Çocukluğum o hastanede geçti desem yeridir.
Öyle sağlık sorunundan değil, rahmetli annemin ilk görev yeri Samsun Ruh Sağlığı ve Hastalıkları Hastanesi olduğu için…
Daha küçük bir çocukken annemin çalıştığı bu hastaneye gitmek için ne diller dökerdim.
Çam ve zeytin ağaçlarıyla dolu o hastane benim için bir park gibiydi. Annem mesaisini sürdürürken ben de bahçesinde oyunlar oynar, kuşları kovalar, karınca yuvalarını arardım.

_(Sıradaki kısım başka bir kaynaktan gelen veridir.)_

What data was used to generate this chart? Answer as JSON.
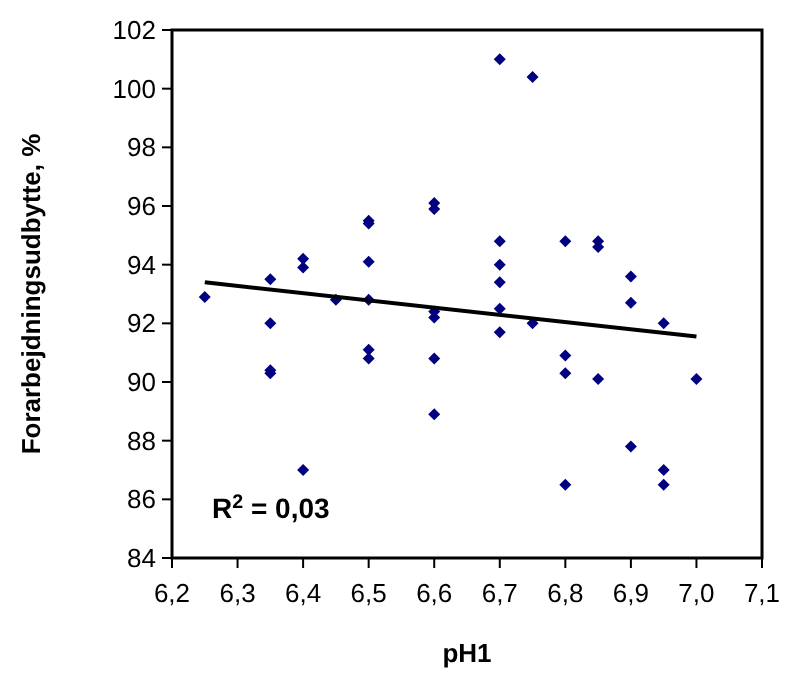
{
  "chart_data": {
    "type": "scatter",
    "xlabel": "pH1",
    "ylabel": "Forarbejdningsudbytte, %",
    "grid": false,
    "annotations": [
      "R$^{2}$ = 0,03"
    ],
    "xlim": [
      6.2,
      7.1
    ],
    "xticks": [
      {
        "value": 6.2,
        "label": "6,2"
      },
      {
        "value": 6.3,
        "label": "6,3"
      },
      {
        "value": 6.4,
        "label": "6,4"
      },
      {
        "value": 6.5,
        "label": "6,5"
      },
      {
        "value": 6.6,
        "label": "6,6"
      },
      {
        "value": 6.7,
        "label": "6,7"
      },
      {
        "value": 6.8,
        "label": "6,8"
      },
      {
        "value": 6.9,
        "label": "6,9"
      },
      {
        "value": 7.0,
        "label": "7,0"
      },
      {
        "value": 7.1,
        "label": "7,1"
      }
    ],
    "ylim": [
      84,
      102
    ],
    "yticks": [
      84,
      86,
      88,
      90,
      92,
      94,
      96,
      98,
      100,
      102
    ],
    "series": [
      {
        "marker": "diamond",
        "color": "#000080",
        "x": [
          6.25,
          6.35,
          6.35,
          6.35,
          6.35,
          6.4,
          6.4,
          6.4,
          6.45,
          6.5,
          6.5,
          6.5,
          6.5,
          6.5,
          6.5,
          6.6,
          6.6,
          6.6,
          6.6,
          6.6,
          6.6,
          6.7,
          6.7,
          6.7,
          6.7,
          6.7,
          6.7,
          6.75,
          6.75,
          6.8,
          6.8,
          6.8,
          6.8,
          6.85,
          6.85,
          6.85,
          6.9,
          6.9,
          6.9,
          6.95,
          6.95,
          6.95,
          7.0
        ],
        "values": [
          92.9,
          93.5,
          92.0,
          90.4,
          90.3,
          94.2,
          93.9,
          87.0,
          92.8,
          95.5,
          95.4,
          94.1,
          92.8,
          91.1,
          90.8,
          96.1,
          95.9,
          92.4,
          92.2,
          90.8,
          88.9,
          101.0,
          94.8,
          94.0,
          93.4,
          92.5,
          91.7,
          100.4,
          92.0,
          94.8,
          90.9,
          90.3,
          86.5,
          94.8,
          94.6,
          90.1,
          93.6,
          92.7,
          87.8,
          92.0,
          87.0,
          86.5,
          90.1
        ]
      },
      {
        "type": "line",
        "marker": "none",
        "color": "#000000",
        "x": [
          6.25,
          7.0
        ],
        "values": [
          93.4,
          91.55
        ]
      }
    ]
  }
}
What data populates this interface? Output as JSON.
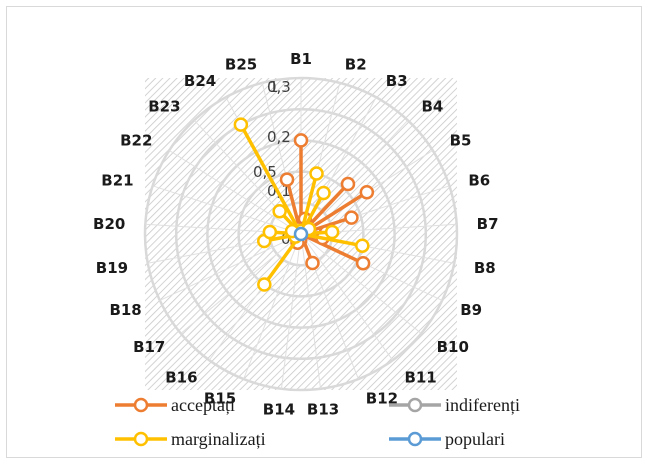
{
  "chart_data": {
    "type": "radar",
    "categories": [
      "B1",
      "B2",
      "B3",
      "B4",
      "B5",
      "B6",
      "B7",
      "B8",
      "B9",
      "B10",
      "B11",
      "B12",
      "B13",
      "B14",
      "B15",
      "B16",
      "B17",
      "B18",
      "B19",
      "B20",
      "B21",
      "B22",
      "B23",
      "B24",
      "B25"
    ],
    "radial_ticks": [
      "0",
      "0,1",
      "0,2",
      "0,3"
    ],
    "overlap_ticks": [
      "0,5",
      "1"
    ],
    "rmax": 0.5,
    "colors": {
      "acceptati": "#ed7d31",
      "indiferenti": "#a5a5a5",
      "marginalizati": "#ffc000",
      "populari": "#5b9bd5"
    },
    "series": [
      {
        "name": "acceptați",
        "key": "acceptati",
        "values": [
          0.3,
          0.05,
          0.02,
          0.22,
          0.25,
          0.17,
          0.08,
          0.07,
          0.22,
          0,
          0,
          0.1,
          0,
          0.02,
          0.03,
          0,
          0,
          0,
          0,
          0,
          0,
          0.02,
          0,
          0.02,
          0.18
        ]
      },
      {
        "name": "indiferenți",
        "key": "indiferenti",
        "values": [
          0,
          0,
          0,
          0,
          0,
          0,
          0,
          0,
          0,
          0,
          0,
          0,
          0,
          0,
          0,
          0,
          0,
          0,
          0,
          0,
          0,
          0,
          0,
          0,
          0
        ]
      },
      {
        "name": "marginalizați",
        "key": "marginalizati",
        "values": [
          0.01,
          0.2,
          0.15,
          0,
          0.03,
          0,
          0.1,
          0.2,
          0,
          0,
          0,
          0,
          0,
          0,
          0,
          0.2,
          0,
          0.02,
          0.12,
          0.1,
          0.03,
          0,
          0.1,
          0.4,
          0
        ]
      },
      {
        "name": "populari",
        "key": "populari",
        "values": [
          0,
          0,
          0,
          0,
          0,
          0,
          0,
          0,
          0,
          0,
          0,
          0,
          0,
          0,
          0,
          0,
          0,
          0,
          0,
          0,
          0,
          0,
          0,
          0,
          0
        ]
      }
    ],
    "legend_position": "bottom"
  }
}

İşin daha da ilginci babam da yıllarca orada görev yaptı ve 30 yıllık çalışma süresini tamamladıktan sonra o da Ruh Sağlığı ve Hastalıkları Hastanesi'nden emekli oldu.
O yüzden kurulu bulunduğu bölgedeki mahalleye de 'Hastanebaşı Mahallesi' adını veren bu tarihi yapının yeri, bende çok ayrıdır.
2007 yılında Haber Gazetesi'nde çalışırken bir gece yarısı Samsun Ruh Sağlığı ve Hastalıkları Hastanesi'nde yangın çıktığını öğrenince, büyük bir üzüntü yaşamıştım.
Yaklaşık 2.5 saatte kontrol altına alınabilen yangın sonrasında hastanenin 2. Abdülhamid döneminde yaptırılan tarihi ana binası ve devamındaki yatan hastaların kullandığı bölüm de yanıp kül olmuştu.
Buna rağmen o virane halinde bile yıllarca yangından kurtarılan bölümlerde, hasta kabul edilmeye devam edildi.
Ta ki 2018 yılında 'nihayet!' bitirilebilen yeni hastaneye taşınılmasına kadar.
O büyük yangının üzerinden 15 yıl, yeni hastane binasına taşınılmasının ardından da 4 yıl geçti.
Tarihi hastane binası hala virane bir şekilde kaderine terk edildiğiyle duruyor. Yıkım yapılan yerlerde, inşaat molozları bile halen kaldırılmamış, öylece duruyor.
Kısacası; 1902 yılında Canik Hamidiye Hastanesi adıyla hizmete açılan, Cumhuriyet'in ilk yıllarında ise 'Memleket Hastanesi' adını alan Samsun Ruh Sağlığı Hastalıkları Hastanesi'nin son hali adeta içler acısı.
Burası Avrupa'da ya da başka bir ülkede olsa kısa sürede restore edilir, bir şekilde yeniden vatandaşların hizmetine sunulurdu.
Oysa şimdi bir korku filminin içinde gibisiniz. Hele de çevredeki vatandaşlar için durum daha da endişe verici. Çünkü alemcilerin gözde mekanı haline gelmiş durumda tarihi mekan ve çevresi…
Samsun Büyükşehir Belediyesi sözde bu bölgeyi 'Aile ve Yaşam Merkezi’ yapacaktı ama hala ses seda yok.
Asırlık çam ve zeytin ağaçlarıyla kaplı 28 dönümlük bölge unutulmuş, kaderine terk edilmiş durumda.
Geçenlerde bir peyzaj teknikeri, hastane bahçesindeki 300 yıllık zeytin ağaçlarının da yok olma tehlikesi ile karşı karşıya olduğunu söyledi.
Samsunlu söz verildiği gibi bu alanın vatandaşların asırlık ağaçların gölgesinde dinleneceği, çocukların tıpkı benim çocukluğumda yaptığım gibi koşup oynayabileceği bir yeşil alan haline getirilmesini, tarihi binanın da restore edilmesini istiyor.
İstiyorlar istemelerine de seslerini duyan var mı acaba!